Он вручил мне синий конверт, который все это время держал в руке. Я продолжала непонимающе смотреть на своего заботливого супруга. Потом развернула лист и прочитала. Это была путевка. На остров Бали. От неожиданности я, кажется, онемела.
– Рома! Ты хочешь отправить меня в Индонезию? Одну? А как же ребенок и моя поездка в Новороссийск? – я выдернула руку. Снова что-то не состыковывалось.
– Светик, тебе надо отдохнуть. Одной, без Ксюши. Ты это заслужила, – Рома тщательно подбирал слова. – В конце концов, это поможет тебе расслабиться и отвлечься от дурацких мыслей. Ксюше там хорошо с бабушкой, и я обещаю, что к твоему возвращению я привезу их в Питер. Главное для меня – снова видеть в твоих глазах свет, обо всем остальном я позабочусь, – он улыбнулся и притянул меня к себе. Сил на споры не осталось.
Мы тепло расстались. Рома спешил на скорый поезд до Москвы, поэтому, получив молчаливое согласие принять подарок, он отказался от чая и быстро уехал. Однако после моего четырнадцатичасового перелета до Индонезии ни скайп, ни мобильный мужа не отвечали. Дозвониться до Ромы никак не удавалось. Что бы это значило? То ли вопрос в часовых поясах, то ли в полевых работах по плановой газификации Московской области. Может, у него украли айфон? Муж как будто растворился, забросив меня за восемь тысяч километров и совсем не волнуясь, как я долетела и что там со мной происходит. Но еще страшнее стало, когда я вернулась обратно и Рома не встречал меня в Домодедово. Он ведь прекрасно знал, что у меня нет денег даже на обратную дорогу до Питера. Как он мог обо мне не позаботиться? Как мог допустить, чтобы я осталась одна в чужом городе без возможности добраться домой? Он что, умер? Или попал в больницу? Я помчалась в Питер, заняв деньги на билет у московских друзей. Оттуда сразу стала звонить университетской подруге Ире, которая находилась в тот момент в Новороссийске. Но та отвечала невнятно и односложно: «Ксюша в порядке. А Рома? Нет, не видела». Кое-как достав денег, я взяла билет до Новороссийска.

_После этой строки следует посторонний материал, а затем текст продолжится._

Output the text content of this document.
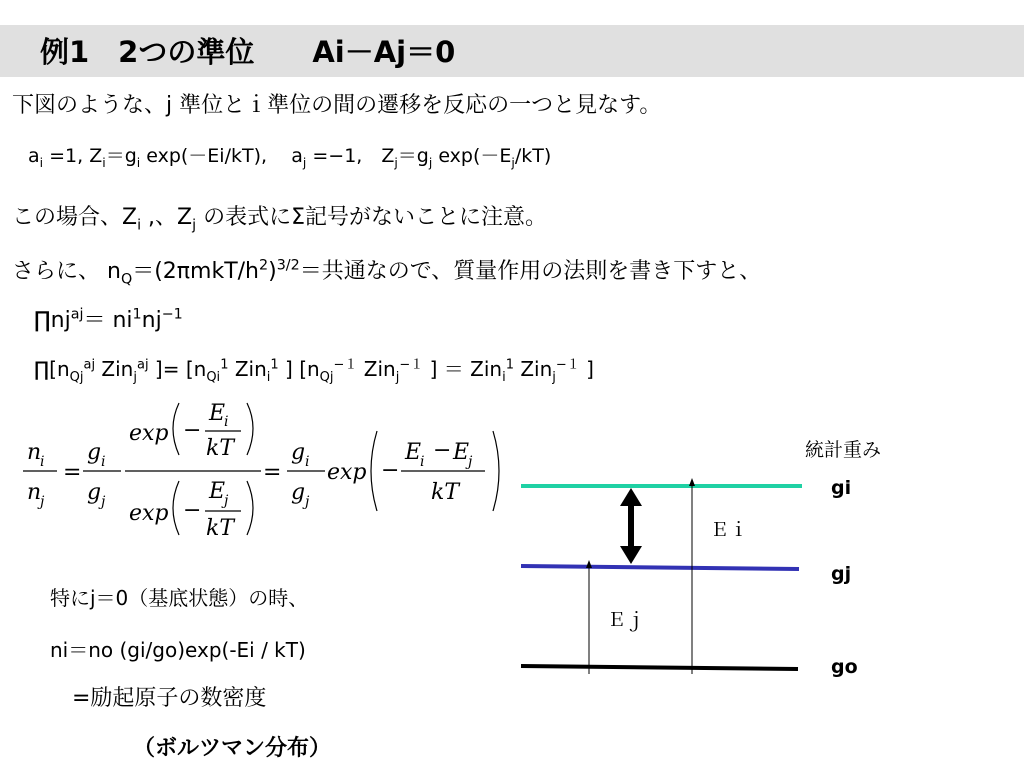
例1　2つの準位　　Ai－Aj＝0
下図のような、j 準位とｉ準位の間の遷移を反応の一つと見なす。
$a_i =1$, $Z_i=g_i$ exp(－Ei/kT), $a_j =-1$,　$Z_j=g_j$ $\exp(-E_j/kT)$
この場合、$Z_i$ ,、$Z_j$ の表式にΣ記号がないことに注意。
さらに、 $n_Q=(2\pi mkT/h^2)^{3/2}=$共通なので、質量作用の法則を書き下すと、
$\prod nj^{aj}= ni^1nj^{-1}$
$\prod[n_{Qj}^{aj}$ Zin$_j^{aj}$ ]= [$n_{Qi}^1$ Zin$_i^1$ ] [$n_{Qj}^{-1}$ Zin$_j^{-1}$ ] ＝ Zin$_i^1$ Zin$_j^{-1}$ ]
n
i
n
j
=
g i
g j
exp −
E
i
kT
exp −
E
j
kT
=
g i
g j
exp −
E
i − E
j
kT
特にj＝0（基底状態）の時、
ni＝no (gi/go)exp(-Ei / kT)
=励起原子の数密度
（ボルツマン分布）
統計重み
Ｅｉ
Ｅｊ
gi
gj
go
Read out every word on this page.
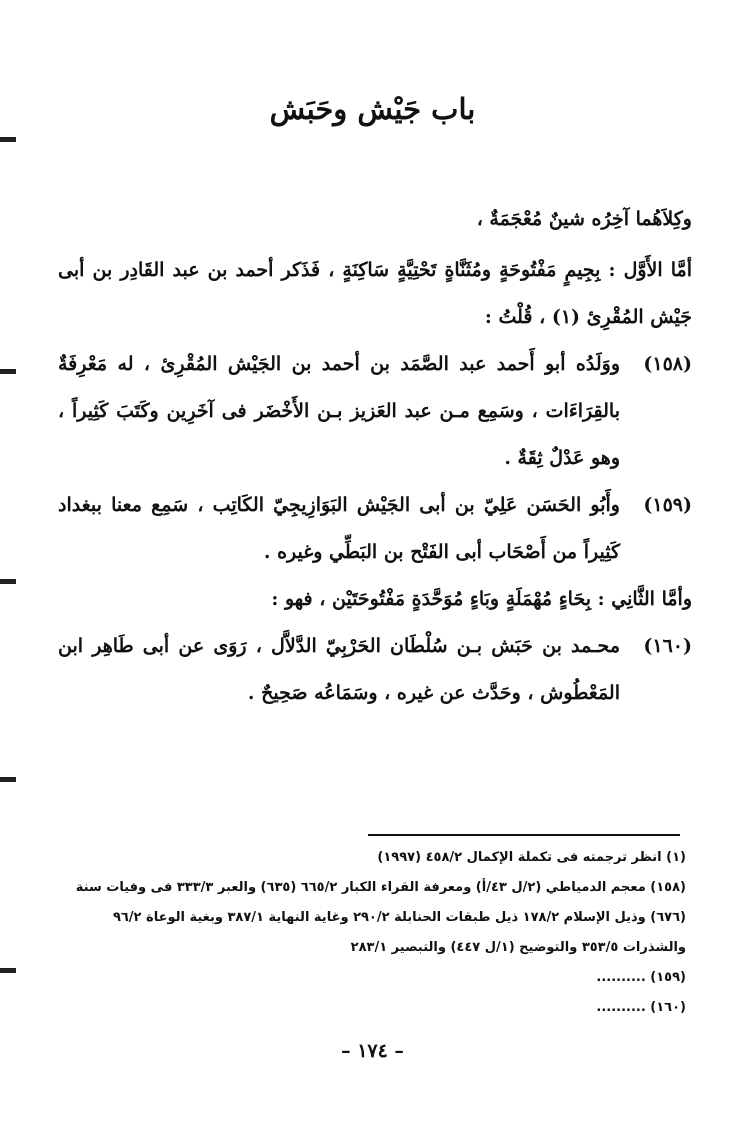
باب جَيْش وحَبَش
وكِلاَهُما آخِرُه شينٌ مُعْجَمَةٌ ،
أمَّا الأَوَّل : بِجِيمٍ مَفْتُوحَةٍ ومُثَنَّاةٍ تَحْتِيَّةٍ سَاكِنَةٍ ، فَذَكر أحمد بن عبد القَادِر بن أبى جَيْش المُقْرِئ (١) ، قُلْتُ :
(١٥٨)
ووَلَدُه أبو أَحمد عبد الصَّمَد بن أحمد بن الجَيْش المُقْرِئ ، له مَعْرِفَةٌ بالقِرَاءَات ، وسَمِع مـن عبد العَزيز بـن الأَخْضَر فى آخَرِين وكَتَبَ كَثِيراً ، وهو عَدْلٌ ثِقَةٌ .
(١٥٩)
وأَبُو الحَسَن عَلِيّ بن أبى الجَيْش البَوَازِيجِيّ الكَاتِب ، سَمِع معنا ببغداد كَثِيراً من أَصْحَاب أبى الفَتْح بن البَطِّي وغيره .
وأمَّا الثَّانِي : بِحَاءٍ مُهْمَلَةٍ وبَاءٍ مُوَحَّدَةٍ مَفْتُوحَتَيْن ، فهو :
(١٦٠)
محـمد بن حَبَش بـن سُلْطَان الحَرْبِيّ الدَّلاَّل ، رَوَى عن أبى طَاهِر ابن المَعْطُوش ، وحَدَّث عن غيره ، وسَمَاعُه صَحِيحٌ .
(١) انظر ترجمته فى تكملة الإكمال ٤٥٨/٢ (١٩٩٧)
(١٥٨) معجم الدمياطي (٢/ل ٤٣/أ) ومعرفة القراء الكبار ٦٦٥/٢ (٦٣٥) والعبر ٣٣٣/٣ فى وفيات سنة
(٦٧٦) وذيل الإسلام ١٧٨/٢ ذيل طبقات الحنابلة ٢٩٠/٢ وغاية النهاية ٣٨٧/١ وبغية الوعاة ٩٦/٢
والشذرات ٣٥٣/٥ والتوضيح (١/ل ٤٤٧) والتبصير ٢٨٣/١
(١٥٩) ..........
(١٦٠) ..........
– ١٧٤ –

20 августа в поезде из Санкт-Петербурга в Новороссийск я не переставая вспоминала последнюю встречу с Ромой, которая совпала с годовщиной нашей свадьбы. Несмотря на рабочий день, муж специально прилетел из Москвы, чтобы поздравить меня. Заметив мою тоску по дочке, он упрашивал меня не обижаться на свекровь, которая под предлогом бесконечно гостивших у нее родственников уже дважды настояла на том, чтобы я сдала билеты до Новороссийска. Она уверяла, что Ксюша прекрасно себя чувствует, что у них сложились замечательные отношения, и если ребенок и скучает по маме, то не слишком. Получив воспитание в семье, где всегда уважали мнение старших, мне ни разу не пришло в голову подвергнуть слова свекрови недоверию или критике. Сразу после отъезда Ксюши с бабушкой на душе стало невыносимо тяжело. Я перестала спать, есть и не могла ни о чем думать. Один раз даже вызвала скорую, но врачи не нашли ничего страшного на кардиограмме, посоветовали успокоиться и что-то прописали. Оставшись летом в опустевшей квартире наедине с детскими вещами и игрушками, я не могла заниматься тем, о чем давно мечтала. Несмотря на то что уже были распечатаны изображения на фотохолстах и со дня на день предстояло открытие моей выставки. Кроме того, давно ждал запуска проект дискуссионного клуба на основе древнееврейской традиции толкования текстов, с которой я впервые столкнулась во время образовательной поездки в Израиль. Однако как я ни пыталась взять себя в руки и сосредоточиться – это абсолютно не удавалось, я жила исключительно ожиданием скорой встречи с дочкой и поездкой к ней в Широкую Балку. Но в то лето время тянулось мучительно медленно и напоминало летаргический сон.